Aunque no les unen lazos de sangre, un joven italiano de 17 años ha encontrado un segundo hogar en Sarria gracias a una familia local. Esta acogida forma parte del programa Openmind, que busca facilitar la inmersión lingüística y cultural de estudiantes extranjeros. La iniciativa, que comenzó en enero, tenía como fecha de finalización el mes de junio, pero el vínculo creado entre los participantes es tan significativo que ya se considera la posibilidad de prolongar la estancia durante todo el verano.
“"Al principio teníamos un poco de incertidumbre, pero desde el primer día encajamos muy bien."

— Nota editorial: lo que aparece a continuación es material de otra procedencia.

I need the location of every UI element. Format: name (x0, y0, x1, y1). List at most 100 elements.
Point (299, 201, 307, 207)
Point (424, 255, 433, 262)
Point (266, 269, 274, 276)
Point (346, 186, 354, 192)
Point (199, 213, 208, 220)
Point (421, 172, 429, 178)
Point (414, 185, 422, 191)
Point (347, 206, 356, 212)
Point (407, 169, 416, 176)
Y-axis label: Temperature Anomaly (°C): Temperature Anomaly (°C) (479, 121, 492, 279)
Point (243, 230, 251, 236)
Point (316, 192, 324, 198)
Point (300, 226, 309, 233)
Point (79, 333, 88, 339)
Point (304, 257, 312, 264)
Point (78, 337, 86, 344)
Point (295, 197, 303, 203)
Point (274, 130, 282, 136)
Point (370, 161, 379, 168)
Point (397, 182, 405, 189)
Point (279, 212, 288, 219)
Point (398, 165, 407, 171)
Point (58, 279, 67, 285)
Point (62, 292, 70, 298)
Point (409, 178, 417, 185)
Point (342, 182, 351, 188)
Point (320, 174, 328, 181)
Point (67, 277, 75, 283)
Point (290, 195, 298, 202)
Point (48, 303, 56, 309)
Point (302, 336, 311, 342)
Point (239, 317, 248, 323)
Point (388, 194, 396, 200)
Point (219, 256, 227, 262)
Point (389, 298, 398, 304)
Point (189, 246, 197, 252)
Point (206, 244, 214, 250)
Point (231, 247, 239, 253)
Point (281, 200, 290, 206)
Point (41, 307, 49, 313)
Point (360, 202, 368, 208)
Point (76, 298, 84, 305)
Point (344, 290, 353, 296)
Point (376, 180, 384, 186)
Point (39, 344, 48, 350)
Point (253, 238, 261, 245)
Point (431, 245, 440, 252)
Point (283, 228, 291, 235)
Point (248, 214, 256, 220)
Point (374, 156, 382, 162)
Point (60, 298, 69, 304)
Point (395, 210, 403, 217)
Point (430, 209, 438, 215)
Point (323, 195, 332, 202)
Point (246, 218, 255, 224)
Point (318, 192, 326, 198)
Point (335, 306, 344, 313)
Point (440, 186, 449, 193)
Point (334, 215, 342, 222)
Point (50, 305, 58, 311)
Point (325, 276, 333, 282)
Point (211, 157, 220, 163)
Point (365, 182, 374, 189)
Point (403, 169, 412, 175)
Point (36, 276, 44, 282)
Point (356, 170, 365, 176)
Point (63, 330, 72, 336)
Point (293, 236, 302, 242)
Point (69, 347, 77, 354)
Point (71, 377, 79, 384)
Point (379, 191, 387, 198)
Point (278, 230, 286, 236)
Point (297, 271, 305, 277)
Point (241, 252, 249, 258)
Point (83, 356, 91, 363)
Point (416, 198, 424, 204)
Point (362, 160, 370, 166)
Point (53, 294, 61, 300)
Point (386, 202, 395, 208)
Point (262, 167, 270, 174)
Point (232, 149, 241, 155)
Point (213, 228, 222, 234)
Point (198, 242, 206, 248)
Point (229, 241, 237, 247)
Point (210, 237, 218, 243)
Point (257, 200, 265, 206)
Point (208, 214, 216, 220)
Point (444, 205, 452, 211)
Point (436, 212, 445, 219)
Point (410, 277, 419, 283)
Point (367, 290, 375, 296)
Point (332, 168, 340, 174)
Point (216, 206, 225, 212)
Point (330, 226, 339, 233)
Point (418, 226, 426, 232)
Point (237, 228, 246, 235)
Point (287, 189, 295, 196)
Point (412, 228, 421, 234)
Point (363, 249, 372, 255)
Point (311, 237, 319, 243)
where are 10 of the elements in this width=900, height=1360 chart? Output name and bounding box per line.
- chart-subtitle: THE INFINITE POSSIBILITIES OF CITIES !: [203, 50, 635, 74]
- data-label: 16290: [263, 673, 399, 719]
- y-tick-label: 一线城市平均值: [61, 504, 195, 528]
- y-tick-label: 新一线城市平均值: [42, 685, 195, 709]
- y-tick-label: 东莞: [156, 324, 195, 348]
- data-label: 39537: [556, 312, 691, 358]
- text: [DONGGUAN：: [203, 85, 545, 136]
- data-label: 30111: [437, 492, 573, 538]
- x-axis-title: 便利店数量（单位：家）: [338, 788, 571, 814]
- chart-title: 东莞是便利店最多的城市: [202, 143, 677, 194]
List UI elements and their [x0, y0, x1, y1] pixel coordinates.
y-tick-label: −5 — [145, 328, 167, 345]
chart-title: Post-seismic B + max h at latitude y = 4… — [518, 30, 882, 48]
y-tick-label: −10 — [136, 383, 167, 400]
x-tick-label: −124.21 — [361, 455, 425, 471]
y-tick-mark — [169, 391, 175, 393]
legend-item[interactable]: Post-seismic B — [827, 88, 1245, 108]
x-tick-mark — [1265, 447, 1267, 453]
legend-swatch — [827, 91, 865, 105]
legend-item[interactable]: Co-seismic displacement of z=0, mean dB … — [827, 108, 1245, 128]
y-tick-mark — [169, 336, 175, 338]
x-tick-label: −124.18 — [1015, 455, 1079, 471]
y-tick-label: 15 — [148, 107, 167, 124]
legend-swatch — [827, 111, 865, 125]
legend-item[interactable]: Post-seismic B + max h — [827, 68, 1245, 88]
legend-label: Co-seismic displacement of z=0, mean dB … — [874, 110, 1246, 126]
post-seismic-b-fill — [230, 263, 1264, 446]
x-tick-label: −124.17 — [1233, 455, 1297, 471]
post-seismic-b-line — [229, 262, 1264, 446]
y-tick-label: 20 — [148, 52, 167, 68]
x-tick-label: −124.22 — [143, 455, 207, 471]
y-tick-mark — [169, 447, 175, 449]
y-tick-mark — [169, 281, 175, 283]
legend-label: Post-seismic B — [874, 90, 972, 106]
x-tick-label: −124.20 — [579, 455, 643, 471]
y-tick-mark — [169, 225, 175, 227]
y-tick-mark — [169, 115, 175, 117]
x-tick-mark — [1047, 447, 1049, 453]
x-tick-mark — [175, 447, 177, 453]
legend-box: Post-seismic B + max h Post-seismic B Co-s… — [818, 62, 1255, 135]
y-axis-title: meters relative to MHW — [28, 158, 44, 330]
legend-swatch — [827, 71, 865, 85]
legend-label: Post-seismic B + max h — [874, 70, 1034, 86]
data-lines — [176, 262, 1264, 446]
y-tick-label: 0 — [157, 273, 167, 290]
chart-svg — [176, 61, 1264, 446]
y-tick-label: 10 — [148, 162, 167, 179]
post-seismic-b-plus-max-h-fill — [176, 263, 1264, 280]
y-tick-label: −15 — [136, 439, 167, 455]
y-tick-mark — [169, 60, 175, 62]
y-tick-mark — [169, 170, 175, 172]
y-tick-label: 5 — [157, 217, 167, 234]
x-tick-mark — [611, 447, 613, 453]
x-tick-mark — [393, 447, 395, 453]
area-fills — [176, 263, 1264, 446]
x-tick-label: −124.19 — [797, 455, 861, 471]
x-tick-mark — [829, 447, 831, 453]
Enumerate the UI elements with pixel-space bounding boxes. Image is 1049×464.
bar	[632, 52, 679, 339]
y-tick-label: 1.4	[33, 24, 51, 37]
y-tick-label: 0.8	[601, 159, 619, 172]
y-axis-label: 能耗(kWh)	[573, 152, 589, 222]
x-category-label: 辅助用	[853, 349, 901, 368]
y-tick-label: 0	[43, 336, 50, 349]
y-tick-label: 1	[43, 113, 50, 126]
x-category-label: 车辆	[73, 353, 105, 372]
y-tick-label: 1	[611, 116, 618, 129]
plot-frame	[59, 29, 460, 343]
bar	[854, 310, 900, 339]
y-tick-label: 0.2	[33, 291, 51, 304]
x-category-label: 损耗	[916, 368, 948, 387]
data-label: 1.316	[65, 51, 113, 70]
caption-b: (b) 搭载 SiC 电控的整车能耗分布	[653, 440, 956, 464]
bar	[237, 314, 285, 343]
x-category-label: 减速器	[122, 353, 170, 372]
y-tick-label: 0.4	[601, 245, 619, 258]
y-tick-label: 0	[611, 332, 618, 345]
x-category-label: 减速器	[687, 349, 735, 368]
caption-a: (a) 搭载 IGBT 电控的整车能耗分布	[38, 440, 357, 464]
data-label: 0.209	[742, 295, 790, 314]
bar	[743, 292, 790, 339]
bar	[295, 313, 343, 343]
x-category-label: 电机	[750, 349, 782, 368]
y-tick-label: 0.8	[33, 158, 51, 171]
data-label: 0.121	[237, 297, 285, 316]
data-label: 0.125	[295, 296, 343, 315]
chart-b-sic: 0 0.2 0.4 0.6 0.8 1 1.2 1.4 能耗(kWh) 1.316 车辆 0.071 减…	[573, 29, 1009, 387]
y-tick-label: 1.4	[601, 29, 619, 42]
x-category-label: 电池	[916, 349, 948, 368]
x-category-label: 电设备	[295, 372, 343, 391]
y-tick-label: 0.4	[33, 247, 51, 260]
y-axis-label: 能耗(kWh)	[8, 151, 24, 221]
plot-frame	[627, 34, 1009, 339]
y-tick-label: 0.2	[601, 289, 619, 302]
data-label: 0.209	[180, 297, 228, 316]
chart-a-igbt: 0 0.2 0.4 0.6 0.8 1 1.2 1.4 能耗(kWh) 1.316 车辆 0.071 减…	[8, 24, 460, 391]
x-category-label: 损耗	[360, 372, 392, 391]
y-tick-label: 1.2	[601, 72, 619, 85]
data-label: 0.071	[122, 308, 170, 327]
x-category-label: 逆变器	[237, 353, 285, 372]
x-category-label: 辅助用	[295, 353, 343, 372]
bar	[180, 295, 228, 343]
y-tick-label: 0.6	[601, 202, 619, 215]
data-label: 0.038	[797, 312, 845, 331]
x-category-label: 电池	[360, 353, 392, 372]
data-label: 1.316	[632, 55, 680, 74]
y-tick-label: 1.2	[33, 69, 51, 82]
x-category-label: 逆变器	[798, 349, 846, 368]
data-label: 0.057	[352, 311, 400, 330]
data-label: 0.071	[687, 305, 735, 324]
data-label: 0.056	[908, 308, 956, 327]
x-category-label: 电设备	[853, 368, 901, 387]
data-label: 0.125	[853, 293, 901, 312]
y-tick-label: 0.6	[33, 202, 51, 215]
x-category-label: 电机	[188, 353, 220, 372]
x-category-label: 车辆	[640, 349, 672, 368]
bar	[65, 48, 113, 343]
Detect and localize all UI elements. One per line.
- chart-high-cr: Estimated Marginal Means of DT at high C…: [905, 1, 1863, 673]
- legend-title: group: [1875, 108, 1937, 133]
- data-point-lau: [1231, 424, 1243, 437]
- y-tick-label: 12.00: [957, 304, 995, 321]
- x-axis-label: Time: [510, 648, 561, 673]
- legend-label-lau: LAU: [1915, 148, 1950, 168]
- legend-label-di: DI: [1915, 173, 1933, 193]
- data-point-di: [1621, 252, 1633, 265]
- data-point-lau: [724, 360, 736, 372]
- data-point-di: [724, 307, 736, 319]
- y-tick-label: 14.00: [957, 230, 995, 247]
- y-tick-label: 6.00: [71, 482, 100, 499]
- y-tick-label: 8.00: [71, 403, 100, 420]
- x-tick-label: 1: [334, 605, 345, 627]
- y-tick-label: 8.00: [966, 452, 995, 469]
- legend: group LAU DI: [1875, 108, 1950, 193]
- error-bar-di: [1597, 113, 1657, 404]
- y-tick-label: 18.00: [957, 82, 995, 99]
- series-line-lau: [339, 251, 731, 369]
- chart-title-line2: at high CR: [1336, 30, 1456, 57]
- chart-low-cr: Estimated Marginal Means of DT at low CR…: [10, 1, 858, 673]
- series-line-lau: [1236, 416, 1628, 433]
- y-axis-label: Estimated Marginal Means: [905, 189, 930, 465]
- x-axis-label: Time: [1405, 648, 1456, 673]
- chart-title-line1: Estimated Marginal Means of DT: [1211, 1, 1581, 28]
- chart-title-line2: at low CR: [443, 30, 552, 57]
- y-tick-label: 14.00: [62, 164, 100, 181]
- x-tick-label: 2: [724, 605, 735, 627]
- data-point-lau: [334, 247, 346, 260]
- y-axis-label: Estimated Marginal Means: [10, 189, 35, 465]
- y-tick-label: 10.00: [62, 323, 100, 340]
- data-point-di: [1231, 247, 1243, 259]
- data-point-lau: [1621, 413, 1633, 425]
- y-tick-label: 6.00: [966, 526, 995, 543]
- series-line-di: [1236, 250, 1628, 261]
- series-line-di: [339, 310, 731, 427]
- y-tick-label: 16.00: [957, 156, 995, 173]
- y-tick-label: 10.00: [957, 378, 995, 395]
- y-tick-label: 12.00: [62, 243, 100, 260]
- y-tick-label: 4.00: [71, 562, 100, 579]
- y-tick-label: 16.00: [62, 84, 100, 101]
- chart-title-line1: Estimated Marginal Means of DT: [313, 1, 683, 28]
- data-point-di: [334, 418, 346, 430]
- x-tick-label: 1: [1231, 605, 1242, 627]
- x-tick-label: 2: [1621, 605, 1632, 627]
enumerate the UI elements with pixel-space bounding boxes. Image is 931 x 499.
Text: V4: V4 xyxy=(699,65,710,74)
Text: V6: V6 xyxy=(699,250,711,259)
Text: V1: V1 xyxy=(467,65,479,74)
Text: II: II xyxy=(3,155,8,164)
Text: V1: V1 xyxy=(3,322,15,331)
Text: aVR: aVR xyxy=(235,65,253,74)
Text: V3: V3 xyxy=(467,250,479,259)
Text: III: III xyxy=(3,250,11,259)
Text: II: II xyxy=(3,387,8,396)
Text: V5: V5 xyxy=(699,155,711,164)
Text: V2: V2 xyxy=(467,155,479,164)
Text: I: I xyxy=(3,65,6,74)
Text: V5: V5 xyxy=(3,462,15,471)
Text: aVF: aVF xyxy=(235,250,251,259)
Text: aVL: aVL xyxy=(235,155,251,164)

La familia anfitriona, que participa por primera vez en este proyecto, se animó gracias a la coordinadora del programa para Sarria y Lugo. Esta coordinadora se encarga de buscar compatibilidades entre los jóvenes extranjeros que desean perfeccionar su español y las familias dispuestas a recibirlos. El estudiante, originario de Verona, es un entusiasta del deporte y del contacto social, características que facilitaron su integración.
Durante su estancia, el joven asiste a un instituto local y juega como federado con el equipo juvenil de la SD Sarriana. Además, participa en actividades del club ciclista y acude al gimnasio, lo que le ha permitido establecer numerosas amistades y sentirse plenamente integrado en la vida de la villa. La familia anfitriona también le ha llevado a conocer diversos puntos de interés de la provincia de Lugo, como la Ribeira Sacra, la playa de As Catedrais y las procesiones de Viveiro, además de practicar surf y recorrer un tramo del Camino Francés.
“"Para nosotros es como si fuera un hijo más."
El intercambio cultural es bidireccional. El estudiante, cuya familia posee un restaurante en Italia, comparte su cultura cocinando platos típicos como pasta y pizza, mientras disfruta de la gastronomía gallega. Destaca la belleza de los paisajes gallegos, que describe como “muy verdes”, y la comida, mencionando el cocido, la tortilla, la empanada y el pulpo como sus favoritos. Antes del viaje, desconocía Sarria y Galicia, pero todo le sorprendió gratamente, especialmente la apertura y amabilidad de la gente.
La estancia del joven, que inicialmente terminaba antes de San Xoán, fue objeto de trámites por parte de la familia de acogida y la coordinadora del programa para que pueda disfrutar de las fiestas patronales. El vínculo es tan fuerte que el estudiante considera pasar todo el verano en Sarria, para lo que sus padres le han puesto como condición buscar un trabajo. Ha expresado su interés en trabajar con peregrinos, aprovechando su conocimiento de varios idiomas. Por su parte, la familia anfitriona planea visitar Verona en el futuro, tras vivir una experiencia que describen como algo “que hay que vivirla para saber lo que es”.
El programa Openmind, que se asienta progresivamente en la provincia, garantiza a los estudiantes tarjeta sanitaria y seguro de responsabilidad civil. Las familias de acogida reciben una aportación económica para manutención y pernocta, y deben proporcionar tres comidas diarias, un dormitorio individual y una zona de estudio. En el caso del estudiante italiano, estos requisitos fueron ampliamente superados, ya que se habilitó para él toda la parte superior de un dúplex. El programa ya tuvo éxito el año anterior con otras estudiantes en Lugo y O Páramo, y algunas familias anfitrionas ya tienen previsto repetir la experiencia.